THE THEORY OF THE ASTEROIDS

     But what has this to do with the comet? Much. Comets are supposed to be 
planets or asteroids in embryo. There are within our solar system, and 
mostly between the earth and Jupiter, many asteroids or little planets 
invisible to the naked eye, and there are believed to be many invisible with 
the aid of the most powerful telescope or comet seeker. It is believed that 
this shower of meteorites was nothing less than the fragments of one of 
these little asteroids, which coming within the attractive grasp of the 
earth, was brought down, and in its passage through our atmosphere took fire 
and was broken - when heated to the condition of liquid iron - into the 
fragments which formed the Arizona shower of meteorites.
     Now, this comet, light, gaseous, transparent, and attenuated as it now 
appears, may harden ultimately into a small asteroid, and in the course of 
time it may be drawn to the earth, as was this asteroid in Arizona, and if 
its burning fragments should fall upon some great city - New York, for 
example - a shower of iron and nickel in a fluid state, great will be the 
conflagration that will immediately ensue.

THE LESSON OF THE COMET

     This is the lesson suggested by this great meteorite of the Smithsonian 
Museum in connection with this comet.
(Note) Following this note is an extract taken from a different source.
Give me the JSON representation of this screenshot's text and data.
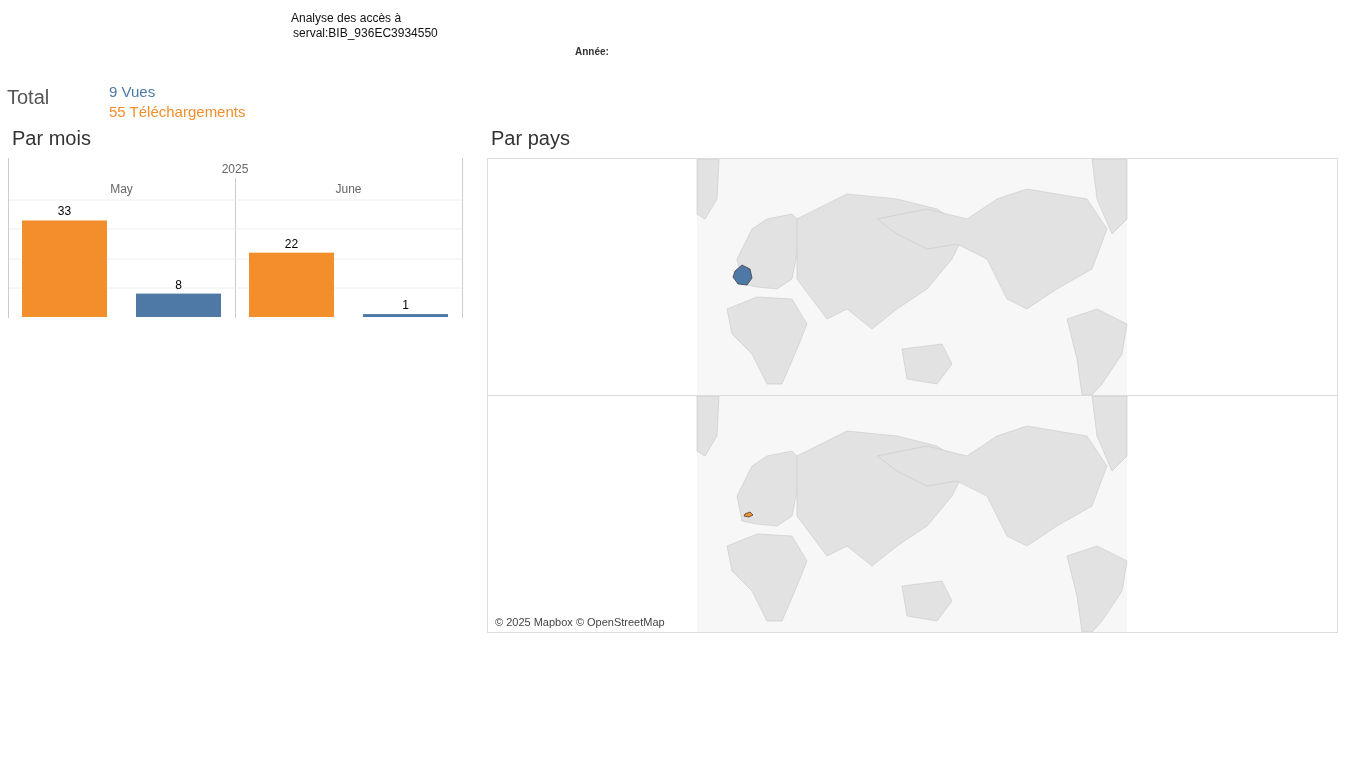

The comet may now be "too thin" to do 
much mischief even should it strike the earth; but after a while it may 
harden into a solid little globe and we may never hear of it again till it 
strikes the earth as a shower of meteorites, equal, perhaps, to a million of 
tons of iron, nickel, copper, and volcanic rocks more or less. How can we 
reach any exact estimate of such things? The telescope, nor will the 
spectrum analyze it. To arrive at their exact elements and proportions we 
must wait till they come.

DREADFUL POSSIBILITIES

     But there may be more immediate danger than this from this comet, is an 
interloper between the earth and the sun. This comet obeys the laws of 
gravitation, and possesses, apparently, a great attractive power. 
Accordingly, in getting among these invisible asteroids, or aerolites, 
hanging along the earth's orbit and inside it, it may draw within the 
earth's attraction and down upon the earth a shower of meteorites, and from 
their decent Philadelphia may be covered with a mountain of iron, or Chicago 
may be sunk in Lake Michigan, or left high and dry 100 miles inland. - From 
interview with Prof. Henry in N.Y. Herald.